Jurassic World doesn’t have that large of a cast, which makes its thinly developed characters more apparent. Other than Dearing being too involved in her work to spend time with family and Grady’s extensive knowledge of dinosaur behavior, I can’t name any characteristics that describe their personalities. Compared to the first film, there’s no one as charismatic as John Hammond or as funny as Ian Malcolm. Jurassic Park had some great dialog and character moments, but this one is woefully short on both. I also found the idea of the main human antagonist (Vincent D’Onofrio) wanting to militarize raptors rather silly; they may be fierce, but they wouldn’t top a machine gun. Finally, after all the chaos in the first three movies, I was wondering going in how they would explain being able to re-open the park to a warm reception, and the movie doesn’t bother at all with any sort of justification or backstory in that area.
All of that put together may make it look like I didn’t enjoy this movie, but that’s actually not the case. What this movie lacks in depth, it makes up for with a lot of engaging moments. The scope is the largest of the series, the pacing is solid, and the action is generally well-shot and creative. The CG dinosaurs look great, and it’s neat to get glimpses at both new species like the gigantic water-dwelling Mosasaurus and new takes on familiar faces like Grady’s trained quartet of raptors. Much like the original, Jurassic World also has good moments of humor at appropriate spots.

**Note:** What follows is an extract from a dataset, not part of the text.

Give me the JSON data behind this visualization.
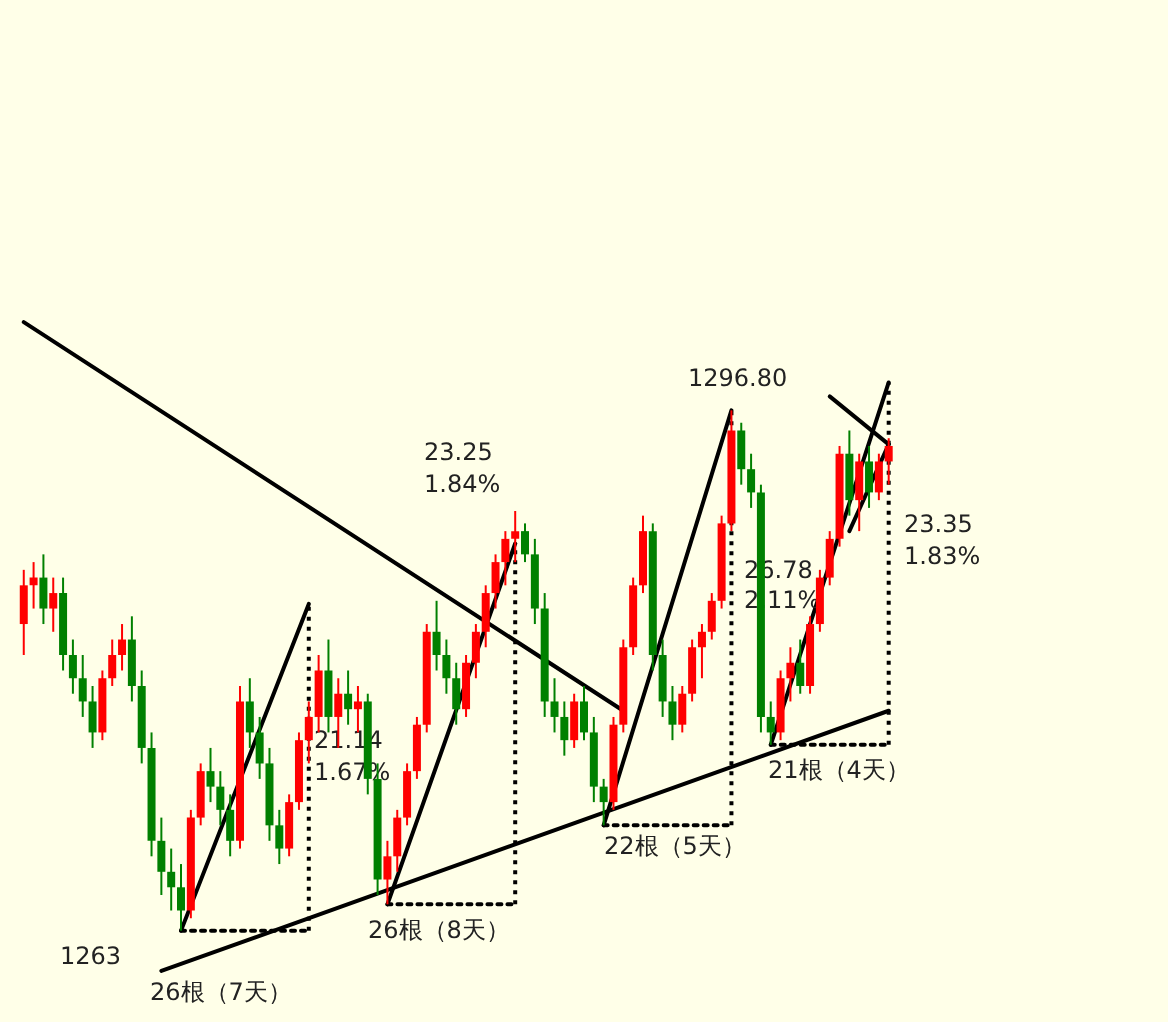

Three sequels in, I doubt at this point that we’re ever going to get a Jurassic Park follow-up that bests the original, but it’s nice to finally get a sequel that is overall much more entertaining than uninspired. The film’s already been a gigantic hit in its first week of release with a fifth entry all but confirmed, and I hope that whatever comes next can both replicate what works in Jurassic World as well as maybe flesh out the characters a bit more. This is not a masterpiece, but it is still a very enjoyable summer blockbuster, good for both series veterans and newcomers alike.